Portrait by Bassano Ltd, published by Rotary Photographic Co Ltd, postcard print, published circa 1914 T.H. The Princes of Battenberg. For King and Country’

While their mother’s bloodline exposed them to haemophilia, their father left them a legacy that would prove just as fatal.

The German-born Prince Henry of Battenberg had given up his career in the Prussian Guard (wearing his striking white dress uniform for the last time at his wedding) as one of the conditions of his marriage to Princess Beatrice and accepted his enforced position as a gentleman of leisure with good grace. Soon the call of the boot polish and saddle soap grew too strong to resist and in 1895 he petitioned Queen Victoria for a chance to make himself useful in the Gold Coast colony in “what proved to be a very brief and a bloodless war against King Prempeh of Ashanti.”

Prince Henry contracted malaria on the march and despite his health beginning to improve, he died on board HMS Blonde off the coast of Sierra Leone. He was buried in full service uniform with full military honours.

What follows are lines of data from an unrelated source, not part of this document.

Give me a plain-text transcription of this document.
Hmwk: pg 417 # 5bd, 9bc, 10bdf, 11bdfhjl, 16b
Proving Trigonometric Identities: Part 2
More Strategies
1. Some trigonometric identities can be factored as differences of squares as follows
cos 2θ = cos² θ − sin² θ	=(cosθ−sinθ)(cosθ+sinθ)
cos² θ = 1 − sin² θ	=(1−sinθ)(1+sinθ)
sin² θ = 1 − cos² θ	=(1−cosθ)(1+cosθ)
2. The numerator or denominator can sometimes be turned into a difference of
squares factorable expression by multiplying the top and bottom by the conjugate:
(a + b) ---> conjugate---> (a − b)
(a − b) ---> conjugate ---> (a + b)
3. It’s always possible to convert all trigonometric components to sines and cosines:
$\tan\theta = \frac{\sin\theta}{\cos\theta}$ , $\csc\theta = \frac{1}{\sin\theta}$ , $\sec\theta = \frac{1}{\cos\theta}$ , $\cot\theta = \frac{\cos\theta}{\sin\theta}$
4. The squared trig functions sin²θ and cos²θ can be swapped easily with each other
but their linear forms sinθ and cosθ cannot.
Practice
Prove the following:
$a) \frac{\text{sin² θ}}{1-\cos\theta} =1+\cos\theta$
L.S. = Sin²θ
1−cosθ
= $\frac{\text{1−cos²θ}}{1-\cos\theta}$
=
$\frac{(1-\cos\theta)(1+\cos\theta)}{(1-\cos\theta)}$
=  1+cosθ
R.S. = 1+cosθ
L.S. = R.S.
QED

For the Battenberg princes, the colours held an irresistible pull and it perhaps didn’t occur to Leopold that he shouldn’t enlist when war broke out in 1914. Perhaps he was commissioned into the King’s Royal Rifle Corps so that the vulnerable prince would enjoy the ‘protection’ of his rakish brother, but then perhaps the headstrong Prince Maurice was as much under Prince Leopold’s watchful eye as vice versa.

Though highly unlikely, it is tempting to believe that the “gallant” Prince Maurice, like his bother, defied the genetic cards he’d been dealt in order to play his part. These were clearly young men with a remarkable sense of duty and they lived highly unlikely lives.

When Leopold followed his brother to the grave in 1922, aged 33, the gun carriage that bore his coffin carried a wreath in the colours of their regiment, while a memorial stone marked them both in Winchester Cathedral, poignantly returning them to each other’s side for the first time since the autumn of 1914.

An echo of Maurice’s soldier’s grave, it ended simply “to whose memory their brother officers have set up this tablet.”